The Tbong Khmum Provincial Court has not issued an arrest warrant for the nephew of a senior Royal Cambodian Armed Forces (RCAF) general despite police naming him as the suspect in the shooting of another man more than five months ago, according to officials and rights workers.
Ya Romey, 27, the wife of shooting victim El Isan, 43, said Wednesday that her husband went to the home of Khut Sophorn, the nephew of General Kun Kim, a deputy RCAF commander-in-chief, on October 3 to collect $500 owed to them for filling in some land for Mr. Sophorn.
When she called her husband to ask why he had not returned home, Ms. Romey said, her husband informed her that Mr. Sophorn had refused to pay the $500 and would not allow him to leave.
Ms. Romey said she rushed to the house in Dambe district’s Seda commune to meet her husband and walked inside to find Mr. Sophorn tearing up some of her husband’s money.
“I asked him: ‘You owe me money and now you are tearing up my money? Why?’” she said. “And then [Mr. Sophorn] smashed a glass.”
“We were scared and tried to leave, but Mr. Sophorn grabbed an AK-47 and shot my husband in the leg,” she said.
District police chief Hong Kim Hoeun confirmed that Mr. Sophorn was the suspected shooter.
“There was this case taking place in the district, and two or three days after the shooting, we sent a report to the court,” he said.
“We have not received an arrest warrant from the court yet. It is in hands of the court…and we are waiting for the court’s action.”
Plang Sophal, the deputy provincial prosecutor in charge of the case, said the court did not have enough evidence to issue an arrest warrant.
“We have not arrested [Mr. Sophorn] because we do not have enough evidence yet,” he said. “We cannot just arrest anyone based on a complaint from a plaintiff. We need a full investigation first.”
However, Neang Savath, a provincial coordinator for rights group Adhoc who investigated the case, said there was sufficient evidence to make an arrest.
“According to our investigation, the suspect is the nephew of Mr.

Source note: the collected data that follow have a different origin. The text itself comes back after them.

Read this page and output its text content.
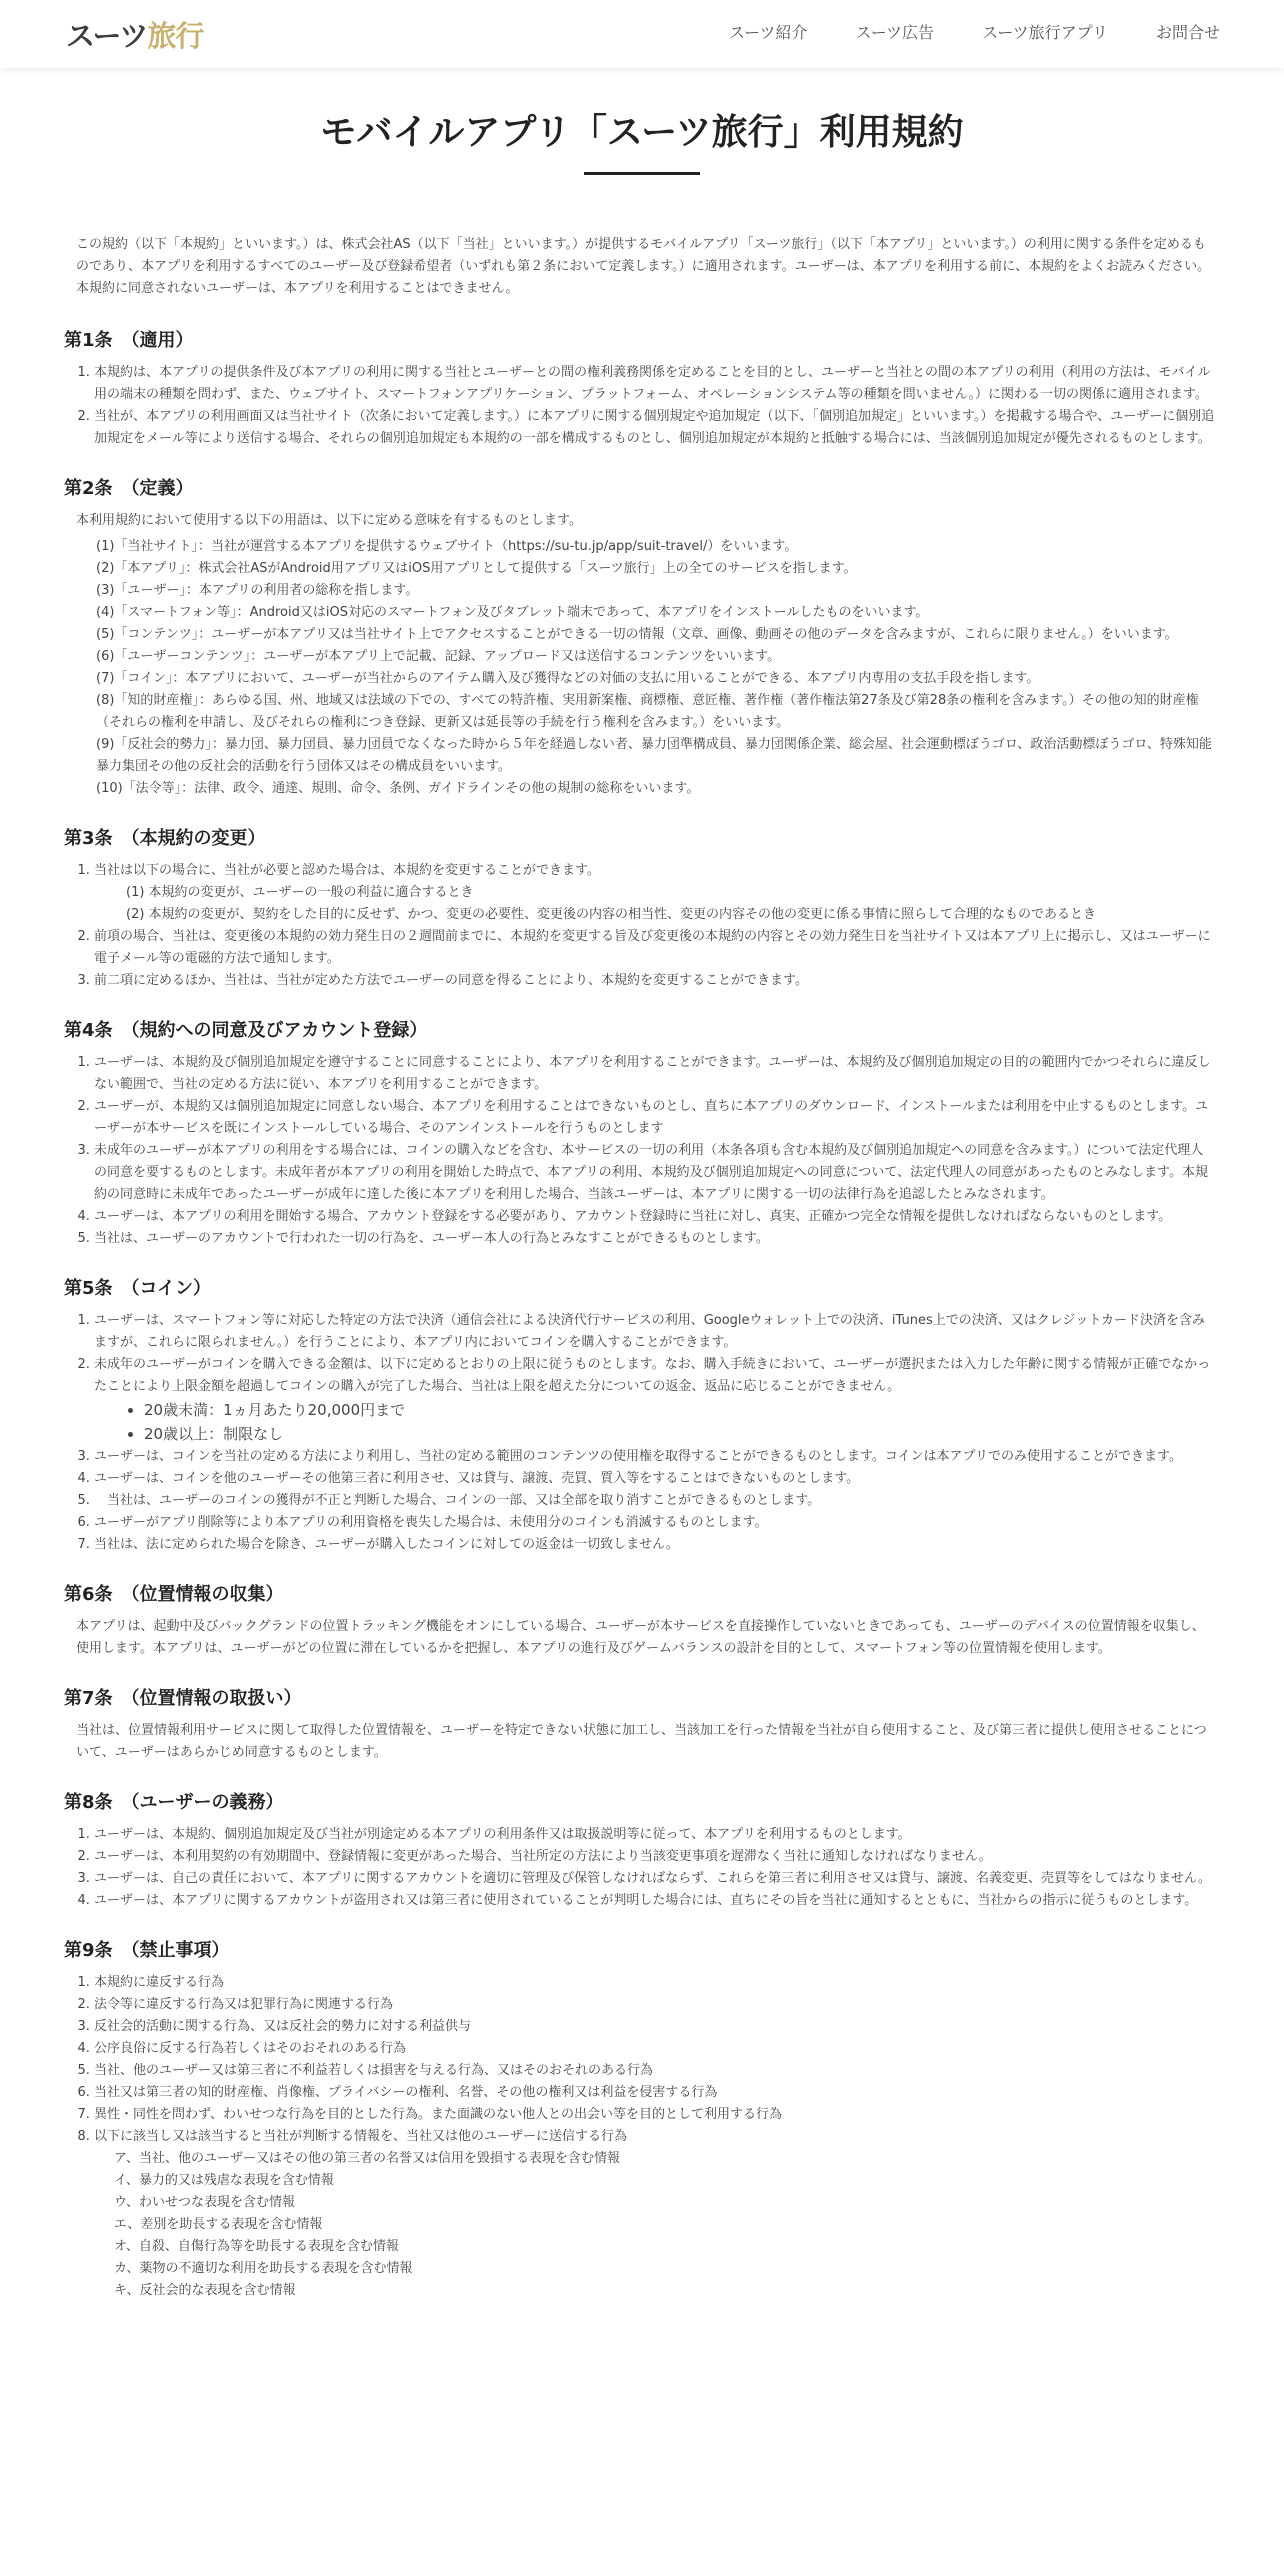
スーツ旅行	スーツ紹介	スーツ広告	スーツ旅行アプリ	お問合せ
モバイルアプリ「スーツ旅行」利用規約

この規約（以下「本規約」といいます。）は、株式会社AS（以下「当社」といいます。）が提供するモバイルアプリ「スーツ旅行」（以下「本アプリ」といいます。）の利用に関する条件を定めるものであり、本アプリを利用するすべてのユーザー及び登録希望者（いずれも第２条において定義します。）に適用されます。ユーザーは、本アプリを利用する前に、本規約をよくお読みください。本規約に同意されないユーザーは、本アプリを利用することはできません。

第1条　（適用）
1. 本規約は、本アプリの提供条件及び本アプリの利用に関する当社とユーザーとの間の権利義務関係を定めることを目的とし、ユーザーと当社との間の本アプリの利用（利用の方法は、モバイル用の端末の種類を問わず、また、ウェブサイト、スマートフォンアプリケーション、プラットフォーム、オペレーションシステム等の種類を問いません。）に関わる一切の関係に適用されます。
2. 当社が、本アプリの利用画面又は当社サイト（次条において定義します。）に本アプリに関する個別規定や追加規定（以下、「個別追加規定」といいます。）を掲載する場合や、ユーザーに個別追加規定をメール等により送信する場合、それらの個別追加規定も本規約の一部を構成するものとし、個別追加規定が本規約と抵触する場合には、当該個別追加規定が優先されるものとします。
第2条　（定義）

本利用規約において使用する以下の用語は、以下に定める意味を有するものとします。

(1)「当社サイト」：当社が運営する本アプリを提供するウェブサイト（https://su-tu.jp/app/suit-travel/）をいいます。
(2)「本アプリ」：株式会社ASがAndroid用アプリ又はiOS用アプリとして提供する「スーツ旅行」上の全てのサービスを指します。
(3)「ユーザー」：本アプリの利用者の総称を指します。
(4)「スマートフォン等」：Android又はiOS対応のスマートフォン及びタブレット端末であって、本アプリをインストールしたものをいいます。
(5)「コンテンツ」：ユーザーが本アプリ又は当社サイト上でアクセスすることができる一切の情報（文章、画像、動画その他のデータを含みますが、これらに限りません。）をいいます。
(6)「ユーザーコンテンツ」：ユーザーが本アプリ上で記載、記録、アップロード又は送信するコンテンツをいいます。
(7)「コイン」：本アプリにおいて、ユーザーが当社からのアイテム購入及び獲得などの対価の支払に用いることができる、本アプリ内専用の支払手段を指します。
(8)「知的財産権」：あらゆる国、州、地域又は法域の下での、すべての特許権、実用新案権、商標権、意匠権、著作権（著作権法第27条及び第28条の権利を含みます。）その他の知的財産権（それらの権利を申請し、及びそれらの権利につき登録、更新又は延長等の手続を行う権利を含みます。）をいいます。
(9)「反社会的勢力」：暴力団、暴力団員、暴力団員でなくなった時から５年を経過しない者、暴力団準構成員、暴力団関係企業、総会屋、社会運動標ぼうゴロ、政治活動標ぼうゴロ、特殊知能暴力集団その他の反社会的活動を行う団体又はその構成員をいいます。
(10)「法令等」：法律、政令、通達、規則、命令、条例、ガイドラインその他の規制の総称をいいます。
第3条　（本規約の変更）
1. 当社は以下の場合に、当社が必要と認めた場合は、本規約を変更することができます。
(1) 本規約の変更が、ユーザーの一般の利益に適合するとき
(2) 本規約の変更が、契約をした目的に反せず、かつ、変更の必要性、変更後の内容の相当性、変更の内容その他の変更に係る事情に照らして合理的なものであるとき
2. 前項の場合、当社は、変更後の本規約の効力発生日の２週間前までに、本規約を変更する旨及び変更後の本規約の内容とその効力発生日を当社サイト又は本アプリ上に掲示し、又はユーザーに電子メール等の電磁的方法で通知します。
3. 前二項に定めるほか、当社は、当社が定めた方法でユーザーの同意を得ることにより、本規約を変更することができます。
第4条　（規約への同意及びアカウント登録）
1. ユーザーは、本規約及び個別追加規定を遵守することに同意することにより、本アプリを利用することができます。ユーザーは、本規約及び個別追加規定の目的の範囲内でかつそれらに違反しない範囲で、当社の定める方法に従い、本アプリを利用することができます。
2. ユーザーが、本規約又は個別追加規定に同意しない場合、本アプリを利用することはできないものとし、直ちに本アプリのダウンロード、インストールまたは利用を中止するものとします。ユーザーが本サービスを既にインストールしている場合、そのアンインストールを行うものとします
3. 未成年のユーザーが本アプリの利用をする場合には、コインの購入などを含む、本サービスの一切の利用（本条各項も含む本規約及び個別追加規定への同意を含みます。）について法定代理人の同意を要するものとします。未成年者が本アプリの利用を開始した時点で、本アプリの利用、本規約及び個別追加規定への同意について、法定代理人の同意があったものとみなします。本規約の同意時に未成年であったユーザーが成年に達した後に本アプリを利用した場合、当該ユーザーは、本アプリに関する一切の法律行為を追認したとみなされます。
4. ユーザーは、本アプリの利用を開始する場合、アカウント登録をする必要があり、アカウント登録時に当社に対し、真実、正確かつ完全な情報を提供しなければならないものとします。
5. 当社は、ユーザーのアカウントで行われた一切の行為を、ユーザー本人の行為とみなすことができるものとします。
第5条　（コイン）
1. ユーザーは、スマートフォン等に対応した特定の方法で決済（通信会社による決済代行サービスの利用、Googleウォレット上での決済、iTunes上での決済、又はクレジットカード決済を含みますが、これらに限られません。）を行うことにより、本アプリ内においてコインを購入することができます。
2. 未成年のユーザーがコインを購入できる金額は、以下に定めるとおりの上限に従うものとします。なお、購入手続きにおいて、ユーザーが選択または入力した年齢に関する情報が正確でなかったことにより上限金額を超過してコインの購入が完了した場合、当社は上限を超えた分についての返金、返品に応じることができません。
• 20歳未満：1ヵ月あたり20,000円まで
• 20歳以上：制限なし
3. ユーザーは、コインを当社の定める方法により利用し、当社の定める範囲のコンテンツの使用権を取得することができるものとします。コインは本アプリでのみ使用することができます。
4. ユーザーは、コインを他のユーザーその他第三者に利用させ、又は貸与、譲渡、売買、質入等をすることはできないものとします。
5. 　当社は、ユーザーのコインの獲得が不正と判断した場合、コインの一部、又は全部を取り消すことができるものとします。
6. ユーザーがアプリ削除等により本アプリの利用資格を喪失した場合は、未使用分のコインも消滅するものとします。
7. 当社は、法に定められた場合を除き、ユーザーが購入したコインに対しての返金は一切致しません。
第6条　（位置情報の収集）

本アプリは、起動中及びバックグランドの位置トラッキング機能をオンにしている場合、ユーザーが本サービスを直接操作していないときであっても、ユーザーのデバイスの位置情報を収集し、使用します。本アプリは、ユーザーがどの位置に滞在しているかを把握し、本アプリの進行及びゲームバランスの設計を目的として、スマートフォン等の位置情報を使用します。

第7条　（位置情報の取扱い）

当社は、位置情報利用サービスに関して取得した位置情報を、ユーザーを特定できない状態に加工し、当該加工を行った情報を当社が自ら使用すること、及び第三者に提供し使用させることについて、ユーザーはあらかじめ同意するものとします。

第8条　（ユーザーの義務）
1. ユーザーは、本規約、個別追加規定及び当社が別途定める本アプリの利用条件又は取扱説明等に従って、本アプリを利用するものとします。
2. ユーザーは、本利用契約の有効期間中、登録情報に変更があった場合、当社所定の方法により当該変更事項を遅滞なく当社に通知しなければなりません。
3. ユーザーは、自己の責任において、本アプリに関するアカウントを適切に管理及び保管しなければならず、これらを第三者に利用させ又は貸与、譲渡、名義変更、売買等をしてはなりません。
4. ユーザーは、本アプリに関するアカウントが盗用され又は第三者に使用されていることが判明した場合には、直ちにその旨を当社に通知するとともに、当社からの指示に従うものとします。
第9条　（禁止事項）
1. 本規約に違反する行為
2. 法令等に違反する行為又は犯罪行為に関連する行為
3. 反社会的活動に関する行為、又は反社会的勢力に対する利益供与
4. 公序良俗に反する行為若しくはそのおそれのある行為
5. 当社、他のユーザー又は第三者に不利益若しくは損害を与える行為、又はそのおそれのある行為
6. 当社又は第三者の知的財産権、肖像権、プライバシーの権利、名誉、その他の権利又は利益を侵害する行為
7. 異性・同性を問わず、わいせつな行為を目的とした行為。また面識のない他人との出会い等を目的として利用する行為
8. 以下に該当し又は該当すると当社が判断する情報を、当社又は他のユーザーに送信する行為
ア、当社、他のユーザー又はその他の第三者の名誉又は信用を毀損する表現を含む情報
イ、暴力的又は残虐な表現を含む情報
ウ、わいせつな表現を含む情報
エ、差別を助長する表現を含む情報
オ、自殺、自傷行為等を助長する表現を含む情報
カ、薬物の不適切な利用を助長する表現を含む情報
キ、反社会的な表現を含む情報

Kun Kim,” he said. “It is a serious crime, but I don’t understand why [the court] claims they do not have evidence.”
Provincial police chief Mao Pov, who refused to confirm the suspect’s name, insisted that police were still on the case.
“We cannot let him escape the law and our force continues to investigate the case and we sent a report to the court,” he said. “We are looking for the suspect. Do not say that authorities are not taking action.”